In the past, only the most hard-core video game players created machinima. Even so, marketers already have started placing ads against machinima. On the streaming video site Heavy.com, for instance, a machinima called "Pimp My Weapon," made from Sony's game "God of War," got six million streams in its first week.
The Lionhead tool, "The Movies," positions the player as a Hollywood studio owner. In addition to the business management aspect of the game, players can shoot their own movies--designing costumes, choosing sets, adding subtitles, and dubbing audio. The finished product can be uploaded to a community site run by Lionhead, sent to friends, or posted online.
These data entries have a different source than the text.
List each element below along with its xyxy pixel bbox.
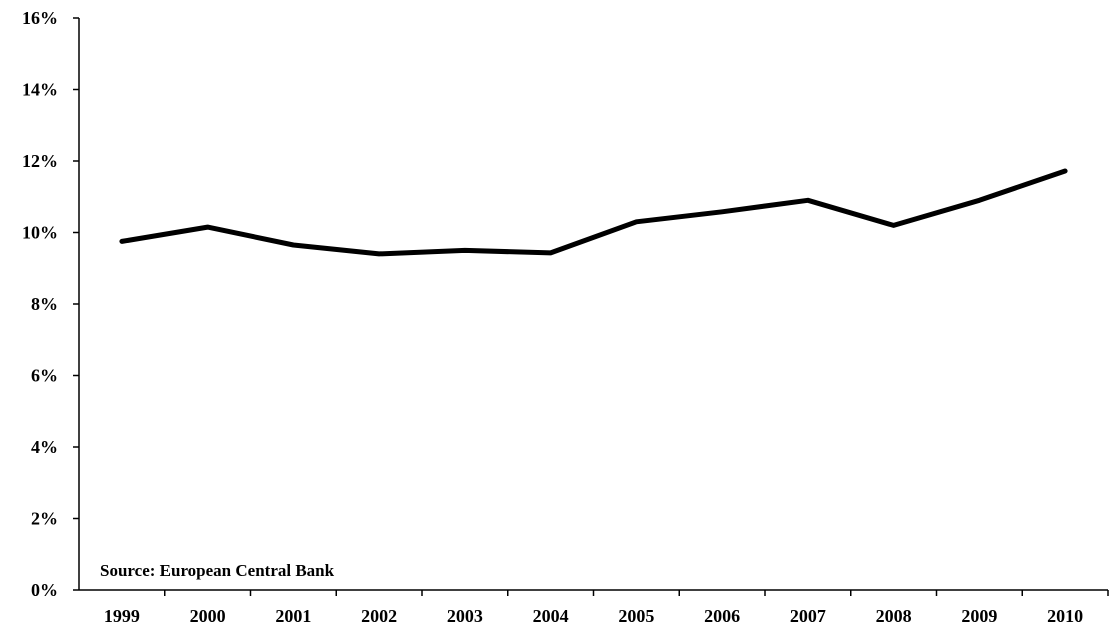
x-tick-label: 2005	[618, 606, 654, 626]
x-tick-label: 2004	[533, 606, 569, 626]
y-tick-label: 10%	[22, 223, 58, 243]
source-annotation: Source: European Central Bank	[100, 561, 335, 580]
y-tick-label: 4%	[31, 437, 58, 457]
x-axis-ticks: 1999 2000 2001 2002 2003 2004 2005 2006 2007 2008…	[104, 590, 1109, 626]
x-tick-label: 2000	[190, 606, 226, 626]
x-tick-label: 2003	[447, 606, 483, 626]
y-axis-ticks: 0% 2% 4% 6% 8% 10% 12% 14% 16%	[22, 8, 79, 600]
y-tick-label: 6%	[31, 366, 58, 386]
x-tick-label: 2008	[876, 606, 912, 626]
y-tick-label: 12%	[22, 151, 58, 171]
x-tick-label: 2010	[1047, 606, 1083, 626]
y-tick-label: 2%	[31, 509, 58, 529]
series-line	[119, 168, 1068, 257]
y-tick-label: 16%	[22, 8, 58, 28]
y-tick-label: 0%	[31, 580, 58, 600]
y-tick-label: 14%	[22, 80, 58, 100]
x-tick-label: 2007	[790, 606, 826, 626]
series-group	[119, 168, 1068, 257]
x-tick-label: 2002	[361, 606, 397, 626]
x-tick-label: 2006	[704, 606, 740, 626]
chart-axes	[78, 18, 1108, 591]
x-tick-label: 1999	[104, 606, 140, 626]
x-tick-label: 2001	[275, 606, 311, 626]
x-tick-label: 2009	[961, 606, 997, 626]
y-tick-label: 8%	[31, 294, 58, 314]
Machinima have been growing in popularity with consumers this year--but, until recently, were the purview of game designers, who used the characters and engines they created to make comedic shorts. The medium really began taking off with "Red vs. Blue," a machinima created using the extremely popular video game "Halo" by a group of gaming enthusiasts working under the name Rooster Teeth Productions.
"It's been around since around '97 as a little cottage industry. Some of the game makers and developers would make goofy things out of their games, and that sort of spread out to people making things at home on their PlayStations and Xboxes," said David Carson, the co-CEO of Heavy.com. "It really got popularized by Rooster Teeth with their production of 'Red vs. Blue'--It's this very bizarre sort of 'Waiting for Godot' meets 'Curb Your Enthusiasm.'"
Carson added that machinima have slipped under the entertainment establishment, but have capitalized on the growing popularity of video games. "Nobody in Hollywood would've ever considered, 'Oh my God, this is great entertainment,' but people online say it is, and millions of people are watching it," he said. "The appeal is, it's all based out of video games. Anything that's a derivative of that game, people pay attention to it."
Carson applauded "The Movies'" attempt to bring the ability to create machinima to more people. "I think it's awesome to see real people making things just for themselves," he said. "When you put those up against entertainment that people have spent a bunch of money on, often you see stuff that people made in their living room being more popular."